Publish-Subscribe
Publish-Subscribe routes messages through a broker so publishers and subscribers stay fully decoupled and asynchronous. It enables event-driven fan-out and independent scaling at the cost of broker operations and at-least-once delivery concerns.
Publish-Subscribe is a messaging pattern in which senders, called publishers, emit messages without addressing them to specific receivers, and receivers, called subscribers, express interest in messages without knowing who produces them. An intermediary, a broker or event channel, routes each published message to all interested subscribers. This indirection gives strong decoupling in space, time, and synchronization.
How It Works
Publishers send messages to a topic or channel on the broker rather than to particular subscribers. Subscribers register interest in topics, and the broker delivers each message to every matching subscription. Routing can be topic-based, where subscribers pick named channels, or content-based, where the broker evaluates message attributes against subscriber filters. Because delivery is mediated and usually asynchronous, publishers do not block on subscribers, and subscribers can come and go without the publisher's knowledge.
Brokers add capabilities such as durable subscriptions, retries, ordering guarantees within a partition, and fan-out to many consumers. Technologies range from lightweight in-process buses to systems like Kafka, NATS, and cloud pub/sub services.
When to Use It
Use Publish-Subscribe when many components must react to the same events, when producers and consumers should evolve and scale independently, or when you need asynchronous, non-blocking communication across services.

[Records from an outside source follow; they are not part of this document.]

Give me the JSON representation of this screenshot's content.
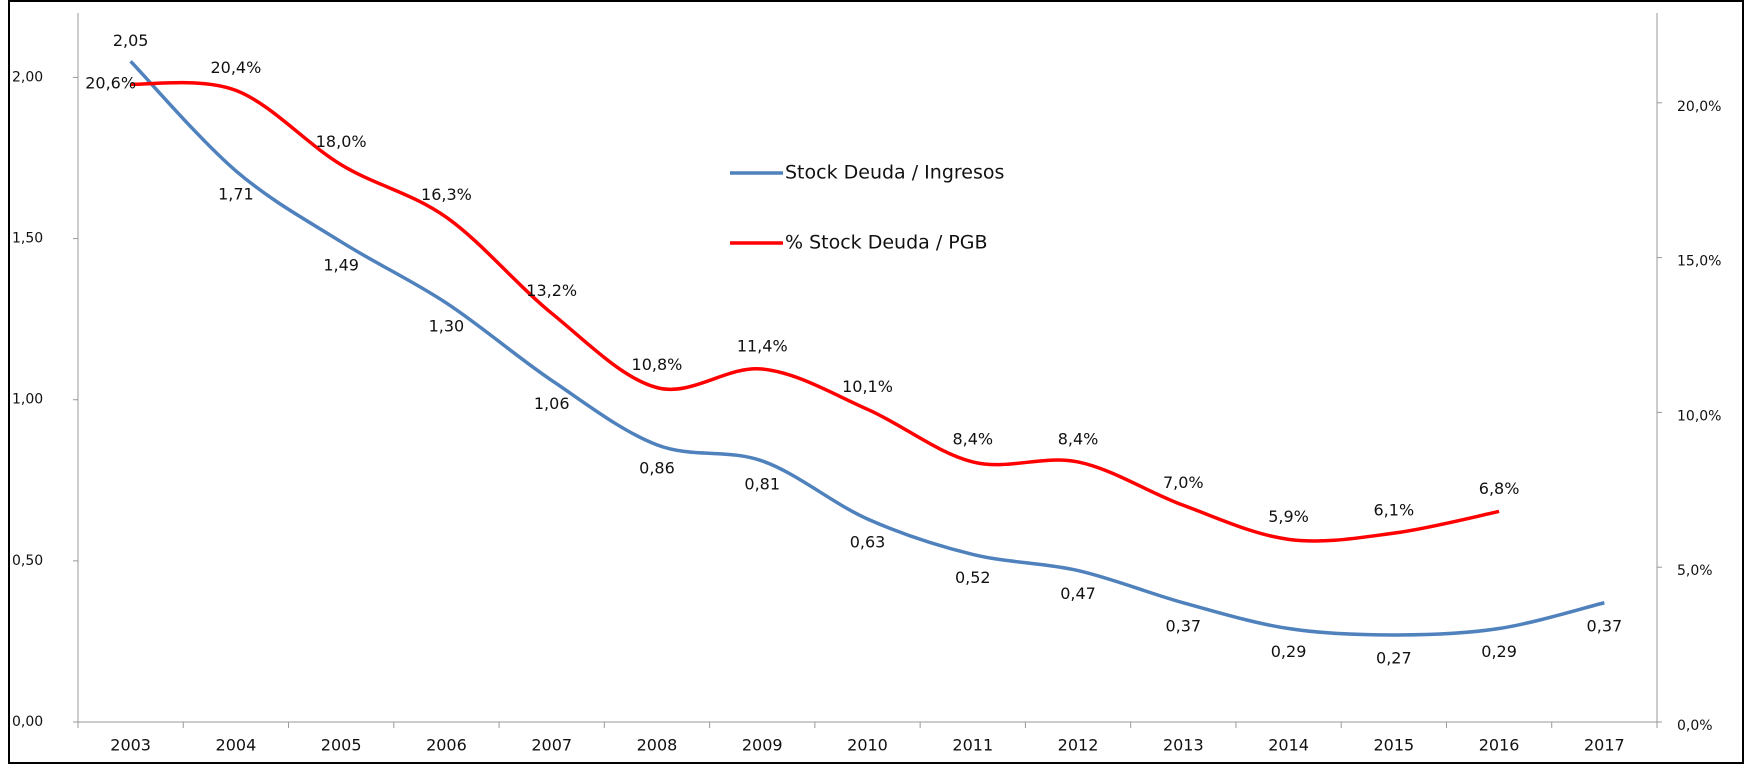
{
  "chart_data": {
    "type": "line",
    "categories": [
      "2003",
      "2004",
      "2005",
      "2006",
      "2007",
      "2008",
      "2009",
      "2010",
      "2011",
      "2012",
      "2013",
      "2014",
      "2015",
      "2016",
      "2017"
    ],
    "series": [
      {
        "name": "Stock Deuda / Ingresos",
        "color": "#4f81bd",
        "axis": "y",
        "values": [
          2.05,
          1.71,
          1.49,
          1.3,
          1.06,
          0.86,
          0.81,
          0.63,
          0.52,
          0.47,
          0.37,
          0.29,
          0.27,
          0.29,
          0.37
        ],
        "value_labels": [
          "2,05",
          "1,71",
          "1,49",
          "1,30",
          "1,06",
          "0,86",
          "0,81",
          "0,63",
          "0,52",
          "0,47",
          "0,37",
          "0,29",
          "0,27",
          "0,29",
          "0,37"
        ]
      },
      {
        "name": "% Stock Deuda / PGB",
        "color": "#ff0000",
        "axis": "y2",
        "values": [
          20.6,
          20.4,
          18.0,
          16.3,
          13.2,
          10.8,
          11.4,
          10.1,
          8.4,
          8.4,
          7.0,
          5.9,
          6.1,
          6.8,
          null
        ],
        "value_labels": [
          "20,6%",
          "20,4%",
          "18,0%",
          "16,3%",
          "13,2%",
          "10,8%",
          "11,4%",
          "10,1%",
          "8,4%",
          "8,4%",
          "7,0%",
          "5,9%",
          "6,1%",
          "6,8%",
          null
        ]
      }
    ],
    "ylim": [
      0,
      2.2
    ],
    "yticks": [
      {
        "value": 0,
        "label": "0,00"
      },
      {
        "value": 0.5,
        "label": "0,50"
      },
      {
        "value": 1,
        "label": "1,00"
      },
      {
        "value": 1.5,
        "label": "1,50"
      },
      {
        "value": 2,
        "label": "2,00"
      }
    ],
    "y2lim": [
      0,
      22.9
    ],
    "y2ticks": [
      {
        "value": 0,
        "label": "0,0%"
      },
      {
        "value": 5,
        "label": "5,0%"
      },
      {
        "value": 10,
        "label": "10,0%"
      },
      {
        "value": 15,
        "label": "15,0%"
      },
      {
        "value": 20,
        "label": "20,0%"
      }
    ],
    "grid": false,
    "legend": "top"
  }
}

It underpins event-driven architectures, real-time notifications, data pipelines, and integration between microservices.
Trade-offs
The broker is a critical piece of infrastructure to operate, secure, and scale, and it can become a bottleneck or single point of failure if not designed for resilience. Asynchrony complicates reasoning: delivery may be at-least-once, requiring idempotent consumers, and end-to-end debugging needs correlation IDs and tracing. Message ordering and exactly-once semantics are hard to guarantee. Schema evolution must be managed so old and new consumers coexist.
Related Patterns
Observer is the in-process ancestor where the subject references its observers directly; Publish-Subscribe removes that reference via a broker and typically runs across processes. Event Sourcing often publishes domain events to subscribers as they are appended to the log. The Message Broker and Competing Consumers patterns describe the routing intermediary and the scaling model that pub/sub relies on, and the Transactional Outbox pattern is commonly added to guarantee that an event is published exactly when the originating database change commits.
Example
An order service publishes an OrderPlaced event to a topic. Independent subscribers, an inventory service, an email service, and an analytics pipeline, each receive it and act without the order service knowing they exist. Adding a fraud-check subscriber later requires only a new subscription, with no change to the publisher. Because delivery is usually at-least-once, each consumer is written to be idempotent, deduplicating on the event id so a redelivered message does not charge a card twice or send a duplicate email. In practice the choice of broker shapes the guarantees: a log-based system like Kafka retains events and lets new consumers replay history, a lightweight bus like NATS favors low-latency fan-out, and managed cloud services trade operational burden for vendor coupling. Schema evolution is managed with a registry so that older and newer consumers can read the same event stream during a rolling deployment.